Lastly, sustainability, recycling and reuse megatrends are chancing the marketplace and no business sectors remain unaffected. Even if material efficiency may increase certain costs in the short-term, the long-term enhanced reputation will provide tangible economic benefit. There are multiple examples from near-history which prove, that businesses who don’t adapt to the marketplace, simply don’t survive. For example, at one point there were 80 million Blackberry users in the world, and in the mid- to late 2000’s, the primary mode of business and personal communication was the Blackberry messenger.
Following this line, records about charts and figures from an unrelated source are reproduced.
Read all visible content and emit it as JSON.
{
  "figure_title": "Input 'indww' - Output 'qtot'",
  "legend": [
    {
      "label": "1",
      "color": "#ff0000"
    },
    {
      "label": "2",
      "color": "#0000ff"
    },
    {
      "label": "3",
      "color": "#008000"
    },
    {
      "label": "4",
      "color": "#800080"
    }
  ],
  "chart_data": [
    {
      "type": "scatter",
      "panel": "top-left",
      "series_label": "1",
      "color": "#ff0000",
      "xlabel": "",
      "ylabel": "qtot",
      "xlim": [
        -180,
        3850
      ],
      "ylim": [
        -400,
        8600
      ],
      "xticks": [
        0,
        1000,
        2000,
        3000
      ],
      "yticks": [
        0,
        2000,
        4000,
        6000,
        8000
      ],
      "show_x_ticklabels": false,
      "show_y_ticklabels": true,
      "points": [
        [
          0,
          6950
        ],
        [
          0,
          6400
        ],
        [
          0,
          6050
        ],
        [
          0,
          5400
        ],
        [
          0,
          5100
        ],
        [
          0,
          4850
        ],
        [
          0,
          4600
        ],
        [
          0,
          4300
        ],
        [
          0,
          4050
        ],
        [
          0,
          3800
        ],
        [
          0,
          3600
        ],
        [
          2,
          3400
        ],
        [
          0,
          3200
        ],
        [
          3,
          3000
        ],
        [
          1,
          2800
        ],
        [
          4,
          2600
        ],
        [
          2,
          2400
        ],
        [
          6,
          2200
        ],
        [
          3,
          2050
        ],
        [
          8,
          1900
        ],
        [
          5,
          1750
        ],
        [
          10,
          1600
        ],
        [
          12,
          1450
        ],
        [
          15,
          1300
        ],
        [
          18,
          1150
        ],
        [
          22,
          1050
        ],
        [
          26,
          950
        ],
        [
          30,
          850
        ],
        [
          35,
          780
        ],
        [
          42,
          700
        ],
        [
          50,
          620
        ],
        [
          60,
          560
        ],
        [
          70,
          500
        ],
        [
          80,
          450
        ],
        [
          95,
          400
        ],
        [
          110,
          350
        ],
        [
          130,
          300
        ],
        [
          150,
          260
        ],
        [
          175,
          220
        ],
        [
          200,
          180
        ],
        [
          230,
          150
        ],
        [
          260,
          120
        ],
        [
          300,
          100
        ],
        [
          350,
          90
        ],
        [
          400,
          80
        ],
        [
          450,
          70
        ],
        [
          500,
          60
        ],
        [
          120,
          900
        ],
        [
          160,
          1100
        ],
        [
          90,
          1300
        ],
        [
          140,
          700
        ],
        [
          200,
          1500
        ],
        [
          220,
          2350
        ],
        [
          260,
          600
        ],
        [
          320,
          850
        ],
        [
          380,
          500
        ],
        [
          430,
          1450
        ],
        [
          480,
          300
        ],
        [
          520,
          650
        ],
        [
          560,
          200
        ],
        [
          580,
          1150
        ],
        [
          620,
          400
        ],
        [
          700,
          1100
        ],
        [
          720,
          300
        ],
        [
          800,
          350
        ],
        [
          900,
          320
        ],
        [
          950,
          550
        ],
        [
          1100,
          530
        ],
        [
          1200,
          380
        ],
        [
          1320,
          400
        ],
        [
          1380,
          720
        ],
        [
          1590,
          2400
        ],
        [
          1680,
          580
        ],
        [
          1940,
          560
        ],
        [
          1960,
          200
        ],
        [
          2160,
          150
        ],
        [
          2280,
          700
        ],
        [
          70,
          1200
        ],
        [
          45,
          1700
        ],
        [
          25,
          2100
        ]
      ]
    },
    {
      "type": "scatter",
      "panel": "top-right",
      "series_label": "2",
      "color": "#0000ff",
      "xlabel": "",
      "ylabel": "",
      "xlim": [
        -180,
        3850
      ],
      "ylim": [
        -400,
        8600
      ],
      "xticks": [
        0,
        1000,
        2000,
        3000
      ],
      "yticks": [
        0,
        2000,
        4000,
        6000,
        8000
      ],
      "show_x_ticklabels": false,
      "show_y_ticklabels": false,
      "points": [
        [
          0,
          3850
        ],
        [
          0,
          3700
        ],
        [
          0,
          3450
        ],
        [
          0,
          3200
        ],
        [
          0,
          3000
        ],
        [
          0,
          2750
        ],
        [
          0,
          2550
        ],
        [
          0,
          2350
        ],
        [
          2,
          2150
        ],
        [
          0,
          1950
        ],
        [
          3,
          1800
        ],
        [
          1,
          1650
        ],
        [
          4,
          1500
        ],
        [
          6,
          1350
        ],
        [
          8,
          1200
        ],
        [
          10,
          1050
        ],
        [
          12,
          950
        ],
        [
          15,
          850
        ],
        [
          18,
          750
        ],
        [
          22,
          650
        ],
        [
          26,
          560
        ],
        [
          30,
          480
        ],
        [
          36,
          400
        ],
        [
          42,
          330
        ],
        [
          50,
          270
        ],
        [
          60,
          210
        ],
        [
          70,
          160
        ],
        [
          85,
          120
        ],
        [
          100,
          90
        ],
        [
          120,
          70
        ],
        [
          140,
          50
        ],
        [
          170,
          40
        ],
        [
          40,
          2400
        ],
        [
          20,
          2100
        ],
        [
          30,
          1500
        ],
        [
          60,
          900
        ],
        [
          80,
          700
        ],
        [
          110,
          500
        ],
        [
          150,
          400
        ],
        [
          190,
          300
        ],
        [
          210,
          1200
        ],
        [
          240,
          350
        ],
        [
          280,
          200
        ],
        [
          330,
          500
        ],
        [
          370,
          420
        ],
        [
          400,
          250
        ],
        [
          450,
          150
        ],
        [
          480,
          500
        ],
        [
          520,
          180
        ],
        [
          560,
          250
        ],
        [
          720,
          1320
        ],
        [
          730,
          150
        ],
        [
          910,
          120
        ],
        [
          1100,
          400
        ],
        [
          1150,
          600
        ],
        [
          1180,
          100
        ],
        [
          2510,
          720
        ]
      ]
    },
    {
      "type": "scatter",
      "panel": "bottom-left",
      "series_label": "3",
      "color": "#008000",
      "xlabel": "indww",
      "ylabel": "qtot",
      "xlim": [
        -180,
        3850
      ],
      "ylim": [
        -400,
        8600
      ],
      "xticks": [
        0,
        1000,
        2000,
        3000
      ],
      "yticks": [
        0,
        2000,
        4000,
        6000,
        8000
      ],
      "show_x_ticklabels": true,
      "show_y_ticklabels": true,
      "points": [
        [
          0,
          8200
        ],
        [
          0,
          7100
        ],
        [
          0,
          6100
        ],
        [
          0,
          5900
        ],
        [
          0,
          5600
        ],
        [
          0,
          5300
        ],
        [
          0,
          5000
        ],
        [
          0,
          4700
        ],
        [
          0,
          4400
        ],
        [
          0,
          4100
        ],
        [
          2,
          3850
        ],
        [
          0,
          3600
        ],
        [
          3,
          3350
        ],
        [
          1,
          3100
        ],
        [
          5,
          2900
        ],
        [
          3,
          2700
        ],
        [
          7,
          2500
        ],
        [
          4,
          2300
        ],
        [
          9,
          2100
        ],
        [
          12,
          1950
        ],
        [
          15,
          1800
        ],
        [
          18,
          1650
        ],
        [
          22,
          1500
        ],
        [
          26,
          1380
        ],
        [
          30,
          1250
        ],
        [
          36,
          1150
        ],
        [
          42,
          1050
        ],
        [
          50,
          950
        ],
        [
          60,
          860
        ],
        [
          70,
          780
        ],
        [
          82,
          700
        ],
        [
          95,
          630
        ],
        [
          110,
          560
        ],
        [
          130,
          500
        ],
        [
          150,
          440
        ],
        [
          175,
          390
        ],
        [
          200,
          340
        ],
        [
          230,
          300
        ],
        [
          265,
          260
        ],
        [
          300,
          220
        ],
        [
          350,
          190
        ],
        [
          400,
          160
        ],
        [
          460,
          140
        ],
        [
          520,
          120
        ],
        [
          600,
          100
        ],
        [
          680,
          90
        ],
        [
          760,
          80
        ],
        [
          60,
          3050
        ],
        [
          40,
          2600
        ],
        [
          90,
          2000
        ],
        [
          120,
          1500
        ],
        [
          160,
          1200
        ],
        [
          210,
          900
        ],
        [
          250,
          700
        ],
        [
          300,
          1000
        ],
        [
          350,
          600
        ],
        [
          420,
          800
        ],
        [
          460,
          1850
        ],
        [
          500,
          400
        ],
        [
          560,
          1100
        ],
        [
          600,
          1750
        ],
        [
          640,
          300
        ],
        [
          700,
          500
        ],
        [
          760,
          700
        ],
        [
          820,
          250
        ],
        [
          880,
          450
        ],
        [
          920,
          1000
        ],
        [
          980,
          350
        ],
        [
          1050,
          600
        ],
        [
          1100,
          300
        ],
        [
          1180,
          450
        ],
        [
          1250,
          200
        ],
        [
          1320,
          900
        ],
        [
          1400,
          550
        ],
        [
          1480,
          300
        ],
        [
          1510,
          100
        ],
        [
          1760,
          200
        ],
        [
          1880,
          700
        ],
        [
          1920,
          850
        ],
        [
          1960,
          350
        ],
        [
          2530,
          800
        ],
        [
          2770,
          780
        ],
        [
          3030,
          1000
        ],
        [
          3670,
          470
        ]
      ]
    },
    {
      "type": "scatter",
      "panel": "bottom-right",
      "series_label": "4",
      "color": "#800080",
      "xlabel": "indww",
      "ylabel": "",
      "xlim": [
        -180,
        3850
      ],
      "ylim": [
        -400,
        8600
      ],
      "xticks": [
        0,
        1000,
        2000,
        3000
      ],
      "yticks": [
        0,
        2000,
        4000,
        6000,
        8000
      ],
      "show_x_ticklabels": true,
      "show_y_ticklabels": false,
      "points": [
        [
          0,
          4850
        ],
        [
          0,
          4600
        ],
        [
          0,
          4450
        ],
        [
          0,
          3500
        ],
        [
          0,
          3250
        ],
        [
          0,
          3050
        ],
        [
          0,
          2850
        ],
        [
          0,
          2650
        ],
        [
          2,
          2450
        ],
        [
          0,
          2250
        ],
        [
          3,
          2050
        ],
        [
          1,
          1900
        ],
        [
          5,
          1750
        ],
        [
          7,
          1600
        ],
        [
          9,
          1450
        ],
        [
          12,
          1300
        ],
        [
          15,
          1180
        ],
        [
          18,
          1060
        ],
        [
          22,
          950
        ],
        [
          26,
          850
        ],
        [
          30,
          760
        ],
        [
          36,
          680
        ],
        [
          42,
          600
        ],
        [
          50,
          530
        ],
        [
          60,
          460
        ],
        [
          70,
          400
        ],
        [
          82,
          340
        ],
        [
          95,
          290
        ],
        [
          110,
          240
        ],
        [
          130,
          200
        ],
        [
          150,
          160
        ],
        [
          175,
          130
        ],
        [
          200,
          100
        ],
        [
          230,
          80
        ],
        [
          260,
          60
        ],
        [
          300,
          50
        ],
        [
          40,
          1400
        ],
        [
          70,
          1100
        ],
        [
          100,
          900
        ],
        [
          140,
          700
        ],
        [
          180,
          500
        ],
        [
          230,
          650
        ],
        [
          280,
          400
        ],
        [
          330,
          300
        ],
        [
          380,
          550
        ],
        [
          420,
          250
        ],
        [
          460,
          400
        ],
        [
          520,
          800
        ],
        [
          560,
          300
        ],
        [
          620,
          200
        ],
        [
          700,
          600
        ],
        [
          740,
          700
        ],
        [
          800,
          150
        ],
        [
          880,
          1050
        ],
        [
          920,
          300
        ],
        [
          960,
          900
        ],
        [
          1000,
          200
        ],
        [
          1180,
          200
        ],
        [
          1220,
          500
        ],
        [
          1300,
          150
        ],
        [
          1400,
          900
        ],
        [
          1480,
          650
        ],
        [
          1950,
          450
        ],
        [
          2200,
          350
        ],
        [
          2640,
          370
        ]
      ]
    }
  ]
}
However, Blackberry ignored touch-screen based technology and by 2016 their market share dropped to 0.2% in 2016. When looking 40 years into the future, how many businesses do you envision operating, that don’t follow sustainability requirements and meet consumer expectations in regards to environmental impacts?
Steps for improving material efficiency in capital projects
- Opt for materials efficient structural forms (look at choice of grid size, avoid ordering greater amounts or strengths than required).
- Avoid overdesigning, such as specifying more materials than required for structural purpose.
- Utilize less material in product designs.
- Avoid over-ordering materials (this can be common to avoid running out of materials during construction).
- Ensure that suppliers avoid over-delivery.
- Plan for onsite waste even prior to any materials arriving at site. What will you do with materials not used for construction and how can you minimize the environmental impact of unused materials?
- Procure sustainable products which are typically higher in quality and last longer. This means that you don’t have to reorder and replace equipment during maintenance as often, which reduces wastes and typically also reduces over-all costs.
- Make a plan for reusing and recycling of product components.
- Design manufacturing processes at the plants to use less energy, less water or less raw materials.
- Use 3D modelling to plan materials accurately.
- Virtually simulate your project site to discover materials issues even before materials are delivered to the site.
- Procure recycled or alternative sustainable construction materials.
- Use BIM with the project team to rectify materials errors even before purchase orders are placed and unnecessary materials arrive at site.
- Minimize and optimize materials transport and packaging.
The future of material efficiency in capital projects
We’re expecting to see the trends of sustainability and environmental initiatives continue to rise. Companies in the project business sector have began to place even more emphasis on sustainability of their projects to prepare for the future, manage risks, improve their reputation and attract top talent.